All Products
Search
Document Center

Platform For AI:FeatureDB overview

Last Updated:Mar 10, 2026

Store and access online features with millisecond latency using FeatureDB, a distributed KV database for search, recommendation, and advertising.

What is FeatureDB

FeatureDB is a distributed database storing features in KV and KKV formats with native Array and Map support. Structured storage outperforms serialized strings for reads, writes, and inference. FeatureDB handles offline features, real-time features, and behavior sequences.

Activate FeatureDB

Activate FeatureDB when creating a FeatureDB data store by following interface prompts.

Core capabilities

FeatureDB provides these capabilities:

  • Read and write KV and KKV features.

  • Read and write MaxCompute complex types (Array, Map).

  • Pull all feature data in a FeatureView.

  • Millisecond polling for real-time feature updates.

  • Second-level TTL with automatic expired data cleanup.

  • Pay-as-you-go billing based on actual operations.

FeatureDB shards data within a FeatureView and adjusts shard count based on performance needs. It supports replicas for data stability. Shard allocation depends on Estimated Order of Magnitude:

  • Less than 10 million (default): 5 shards.

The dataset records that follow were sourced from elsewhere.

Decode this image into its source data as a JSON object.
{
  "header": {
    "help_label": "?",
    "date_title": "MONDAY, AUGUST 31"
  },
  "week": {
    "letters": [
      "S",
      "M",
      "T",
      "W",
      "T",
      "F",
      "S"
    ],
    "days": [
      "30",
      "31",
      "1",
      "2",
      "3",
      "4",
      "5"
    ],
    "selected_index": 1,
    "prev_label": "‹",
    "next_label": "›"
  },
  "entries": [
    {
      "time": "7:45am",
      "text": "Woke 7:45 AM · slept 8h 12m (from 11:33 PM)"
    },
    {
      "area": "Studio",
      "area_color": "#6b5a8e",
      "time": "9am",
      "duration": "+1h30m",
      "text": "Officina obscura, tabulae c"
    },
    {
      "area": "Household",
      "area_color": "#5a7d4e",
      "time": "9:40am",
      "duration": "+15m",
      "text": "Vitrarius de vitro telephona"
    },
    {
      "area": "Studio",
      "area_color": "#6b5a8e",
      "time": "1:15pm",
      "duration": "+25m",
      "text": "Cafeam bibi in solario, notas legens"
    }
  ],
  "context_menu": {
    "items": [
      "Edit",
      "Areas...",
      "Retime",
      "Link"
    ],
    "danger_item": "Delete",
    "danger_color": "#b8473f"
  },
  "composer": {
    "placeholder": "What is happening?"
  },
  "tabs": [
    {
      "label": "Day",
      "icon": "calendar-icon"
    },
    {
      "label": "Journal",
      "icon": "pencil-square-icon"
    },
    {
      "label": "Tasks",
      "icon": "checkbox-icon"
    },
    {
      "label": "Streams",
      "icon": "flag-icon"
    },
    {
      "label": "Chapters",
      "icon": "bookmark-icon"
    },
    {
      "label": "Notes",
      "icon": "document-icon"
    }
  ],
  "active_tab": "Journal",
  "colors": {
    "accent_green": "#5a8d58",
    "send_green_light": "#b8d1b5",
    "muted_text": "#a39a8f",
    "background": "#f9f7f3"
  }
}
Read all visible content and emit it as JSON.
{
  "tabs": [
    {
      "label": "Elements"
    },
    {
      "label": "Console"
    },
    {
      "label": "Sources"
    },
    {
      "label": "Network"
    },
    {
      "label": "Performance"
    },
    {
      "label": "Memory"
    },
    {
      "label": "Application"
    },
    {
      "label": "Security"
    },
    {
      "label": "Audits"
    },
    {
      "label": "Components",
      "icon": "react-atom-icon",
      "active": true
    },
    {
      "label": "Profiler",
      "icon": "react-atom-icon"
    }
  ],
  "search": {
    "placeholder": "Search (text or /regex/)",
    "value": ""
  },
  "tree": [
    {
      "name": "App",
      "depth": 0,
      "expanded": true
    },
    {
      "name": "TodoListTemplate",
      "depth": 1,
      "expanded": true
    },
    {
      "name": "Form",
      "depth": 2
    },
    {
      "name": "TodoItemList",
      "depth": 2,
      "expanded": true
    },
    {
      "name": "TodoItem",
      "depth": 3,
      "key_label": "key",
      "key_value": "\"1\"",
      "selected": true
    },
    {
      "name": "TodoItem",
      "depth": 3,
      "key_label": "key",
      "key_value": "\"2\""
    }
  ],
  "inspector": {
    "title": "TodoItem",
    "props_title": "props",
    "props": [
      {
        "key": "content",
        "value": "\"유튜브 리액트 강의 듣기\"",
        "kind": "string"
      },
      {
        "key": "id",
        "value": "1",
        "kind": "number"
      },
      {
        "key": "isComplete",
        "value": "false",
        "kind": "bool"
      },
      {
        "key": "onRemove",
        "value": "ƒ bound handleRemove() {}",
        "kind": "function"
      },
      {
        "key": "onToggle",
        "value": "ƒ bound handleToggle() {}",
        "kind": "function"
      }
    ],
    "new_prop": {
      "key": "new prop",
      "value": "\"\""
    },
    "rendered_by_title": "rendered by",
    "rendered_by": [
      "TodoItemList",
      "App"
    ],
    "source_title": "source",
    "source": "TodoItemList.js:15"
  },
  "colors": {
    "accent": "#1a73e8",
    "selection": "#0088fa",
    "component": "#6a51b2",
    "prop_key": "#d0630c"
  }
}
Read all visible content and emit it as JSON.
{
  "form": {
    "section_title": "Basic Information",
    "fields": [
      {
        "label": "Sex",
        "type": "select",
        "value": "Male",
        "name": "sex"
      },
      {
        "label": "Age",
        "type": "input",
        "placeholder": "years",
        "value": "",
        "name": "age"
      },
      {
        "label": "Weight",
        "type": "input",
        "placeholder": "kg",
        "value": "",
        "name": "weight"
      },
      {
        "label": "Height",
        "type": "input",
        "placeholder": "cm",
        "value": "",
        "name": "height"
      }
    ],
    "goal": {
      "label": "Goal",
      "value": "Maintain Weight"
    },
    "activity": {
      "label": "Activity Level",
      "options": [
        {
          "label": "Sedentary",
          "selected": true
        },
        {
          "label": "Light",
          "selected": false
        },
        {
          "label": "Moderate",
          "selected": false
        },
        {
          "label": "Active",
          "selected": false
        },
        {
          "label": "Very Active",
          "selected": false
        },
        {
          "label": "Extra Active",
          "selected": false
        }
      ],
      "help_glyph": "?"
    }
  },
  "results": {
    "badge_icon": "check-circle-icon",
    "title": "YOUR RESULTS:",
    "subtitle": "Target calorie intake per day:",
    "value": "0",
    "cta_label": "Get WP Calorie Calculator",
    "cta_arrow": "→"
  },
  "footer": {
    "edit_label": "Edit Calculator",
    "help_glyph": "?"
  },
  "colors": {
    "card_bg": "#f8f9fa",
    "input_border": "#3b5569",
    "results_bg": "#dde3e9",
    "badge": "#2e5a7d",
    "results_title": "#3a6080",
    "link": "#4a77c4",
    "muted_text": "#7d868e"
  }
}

  • Between 10 million and 100 million: 10 shards.

  • More than 100 million: 20 shards.

image

Advantages

  • Lower costs

    Reduces expenses for smaller feature storage needs.

  • High-frequency updates

    Real-time statistical features update every few seconds to multiple EasyRec Processor instances.

  • Complex type features

    Search and promotion businesses commonly use Array and Map features, behavior sequences, and SideInfo. String serialization hurts performance.

    FeatureDB stores complex types natively and synchronizes MaxCompute 2.0 complex data for high-performance reads.

  • Elastic scaling

    Increase shards per feature view to scale read and write performance for larger deployments.

  • Comprehensive monitoring

    Monitor read/write QPS, RT, data update latency, and storage at view-level granularity, eliminating blind spots when integrating third-party sources.

Usage

Configure VPC direct connection

FeatureDB provides VPC direct connection via PrivateLink. After configuration, use FeatureStore SDK in your VPC to access FeatureDB through a private connection, improving performance and reducing latency.

Configure VPC direct connection using either method:

  • Method 1: If no FeatureDB data store exists, click Create Source on the Store tab. Configure VPC, Zone and vSwitch, and Security Group Name in VPC Direct Connection Configurations. For details, see Online data store: FeatureDB.

  • Method 2: If a FeatureDB data source exists, click feature_db on the Store tab. Click VPC Direct Connection Configurations. Specify VPC, Zone and vSwitch, and Security Group Name, then click OK.

Configuration notes

  • VPC setting is immutable. Configure the VPC where your online service using FeatureStore resides.

  • Deploy your service in these zones to avoid network latency:

    Area

    Region

    Recommended zone

    Asia Pacific

    China (Hangzhou)

    Zone G

    China (Shanghai)

    Zone L

    China (Beijing)

    Zone F

    China (Shenzhen)

    Zone F

    China (Hongkong)

    Zone B

    Singapore

    Zone C

    Europe and Americas

    Germany (Frankfurt)

    Zone A

    United States (Silicon Valley)

    Zone B

  • Zone and vSwitch: Select a vSwitch in the zone where your online service instance resides. Select vSwitches in at least two zones for high availability.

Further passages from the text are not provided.